Bert: Wir sind an die Grenzen unserer Antifa-Arbeit gekommen, weil es nicht mehr reicht, ein Flugblatt zu schreiben: "Der Nazi X wohnt in Y und macht das und das", weil mittlerweile die Reaktion oft ist "Na und?". Das meinte ich mit Hegemonie: Der grundsätzliche Rassismus ist nicht mehr ächtbar, sondern wird gesellschaftlich toleriert. Gerade die rechten Jugendbewegungen sind weit verbreitet; es ist normal "deutsch" und rassistisch zu sein, auf die mega-patriarchalen und -reaktionären Werte zu stehen. Das wird gar nicht mehr grundsätzlich in Frage gestellt, deswegen können wir mit der rein aufklärerischen Arbeit nicht an Boden gewinnen.

Frage: Welche Bedeutung haben die Kader in der faschistischen Bewegung heute noch?
Bert: Leute wie Worch oder Wulff hier in Hamburg, das sind die vehementesten oder militantesten, offensivsten Prediger des Nationalsozialismus, da hat sich wenig dran geändert. Das heißt natürlich auch, daß die in bestimmten Bereichen am intensivsten im Fokus unserer Arbeit stehen. Z.B. hat sich die Politik der Nazis im "Bündnis Rechts" in Lübeck in ihren Modellen oder Ideologien nicht wesentlich unterschieden von der Politik der ANS/NA (Aktionsfront Nationaler Sozialisten/Nationale Aktivisten - in den 80ern bundesweit agierende Fascho-Organisation, d. Red.) Anfang der 80er Jahre. Was sich geändert hat, ist die gesellschaftliche Relevanz. Durch die Bündnisse z.B. mit den Reps sind sie zu einem tolerierten Politikfaktor bei den Wahlen geworden. Kühnen dreht sich wahrscheinlich vor Freude im Grabe um bei dem was in Lübeck möglich war mit dem "Bündnis Rechts". Dagegen vorzugehen ist ein primäres Interesse unserer Antifa-Arbeit.
Arne: Die Nazi-Kader sind hier in der Region maßgeblich bei der Organisierung der rechten Szene und versuchen eine Logistik aufzubauen. Im Unterschied zum Osten, wo die Faschisten zu einer Jugendkultur geworden sind und weitaus unorganisierter sind, als die alten Kader aus dem Westen. Aber auch dort versuchen sich die Organisierten dieser braunen Subkultur zu bemächtigen und sie in eine politische Bewegung umzuwandeln.

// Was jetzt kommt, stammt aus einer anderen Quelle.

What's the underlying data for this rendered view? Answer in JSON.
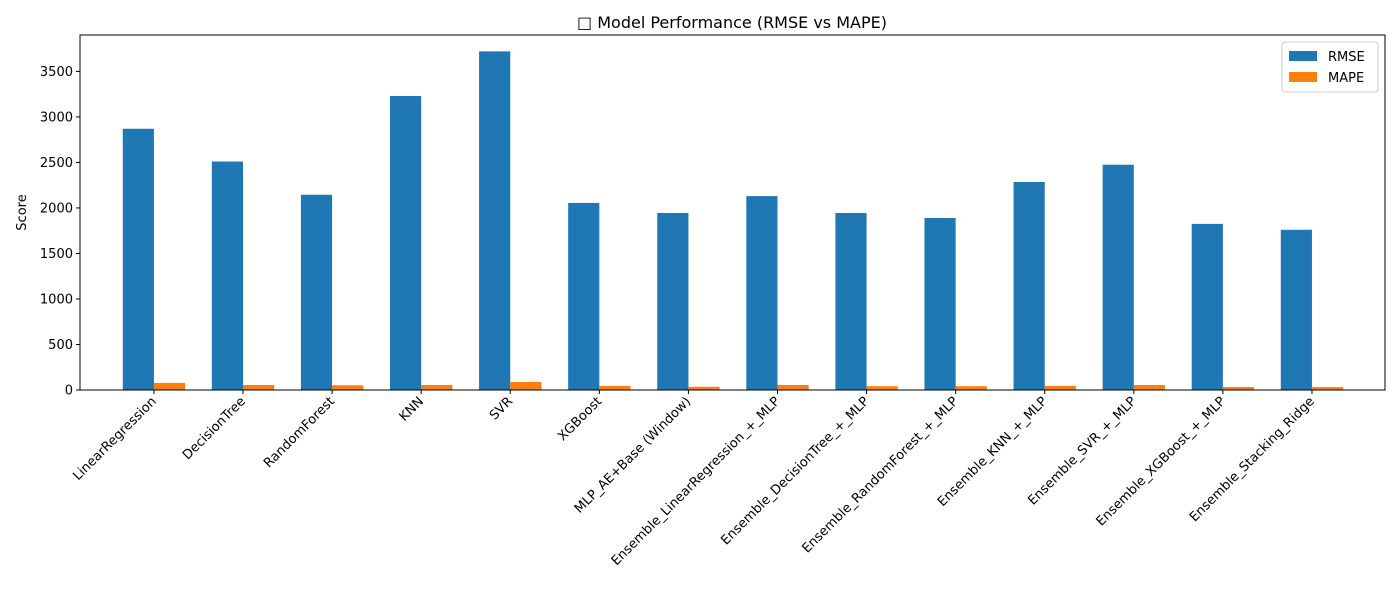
{
  "chart_data": {
    "type": "bar",
    "title": "□ Model Performance (RMSE vs MAPE)",
    "xlabel": "",
    "ylabel": "Score",
    "ylim": [
      0,
      3900
    ],
    "yticks": [
      0,
      500,
      1000,
      1500,
      2000,
      2500,
      3000,
      3500
    ],
    "grid": false,
    "legend_position": "top-right",
    "categories": [
      "LinearRegression",
      "DecisionTree",
      "RandomForest",
      "KNN",
      "SVR",
      "XGBoost",
      "MLP_AE+Base (Window)",
      "Ensemble_LinearRegression_+_MLP",
      "Ensemble_DecisionTree_+_MLP",
      "Ensemble_RandomForest_+_MLP",
      "Ensemble_KNN_+_MLP",
      "Ensemble_SVR_+_MLP",
      "Ensemble_XGBoost_+_MLP",
      "Ensemble_Stacking_Ridge"
    ],
    "series": [
      {
        "name": "RMSE",
        "color": "#1f77b4",
        "values": [
          2870,
          2510,
          2145,
          3230,
          3720,
          2055,
          1945,
          2130,
          1945,
          1890,
          2285,
          2475,
          1825,
          1760
        ]
      },
      {
        "name": "MAPE",
        "color": "#ff7f0e",
        "values": [
          78,
          55,
          52,
          55,
          88,
          45,
          35,
          55,
          42,
          42,
          45,
          55,
          33,
          32
        ]
      }
    ]
  }
}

Frage: Versuchen die alten Kader aus dem Westen also dort zu rekrutieren?
Bert: Nein, das würde ich so nicht sagen. Ich glaube eher, daß z.B. die militanten Kader rund um Hamburg ganz klar ihre politischen Grenzen sehen. Diese Grenzen ergeben sich daraus, daß sie sich ganz klar auf den Nationalsozialismus berufen und ihr primäres Arbeitsfeld auch ist, ganz offensiv nationalsozialistische Politik zu machen. Sobald die zu groß werden, werden sie staalicherseits mit Repression überzogen. Im Osten ist es eher so, daß durch die Existenz der rechten Hegemonie weniger die Verfechter des NS sondern eher Organisationen wie die NPD Erfolg haben: Das ist eine "demokratische" Partei, die als solche toleriert ist, und da findet eine andere Form der Rekrutierung statt. Dort werden die Nazis Parteimitglied und genießen eine Massenakzeptanz dadurch, daß sie in eine scheinbar halbdemokratische Partei eingebunden sind. Hier im Westen gibt es viel mehr die Tradition der Kühnen-Politik: Ganz offensiv Nationalsozialismus predigen, ganz offensiv auch militant das zu predigen, mit dem Wissen: "Na gut, dann werden wir halt verboten, kommen Leute von uns in Knast. Dann kommen sie wieder aus dem Knast und machen weiter." Die sind viel überzeugter von dem Nationalsozialismus, wohingegen es im Osten mehr sowas wie eine braune Grundsuppe gibt.
Arne: Es wird von staatlicher oder gesellschaftlicher Seite auch nie anerkannt, daß es sich dabei um Faschismus handelt. Das sind dann Jugendliche mit Problemen, die Probleme muß man bearbeiten. Dafür werden dann sozialarbeiterische Modelle erarbeitet, bloß daß Faschismus kein Jugendproblem ist.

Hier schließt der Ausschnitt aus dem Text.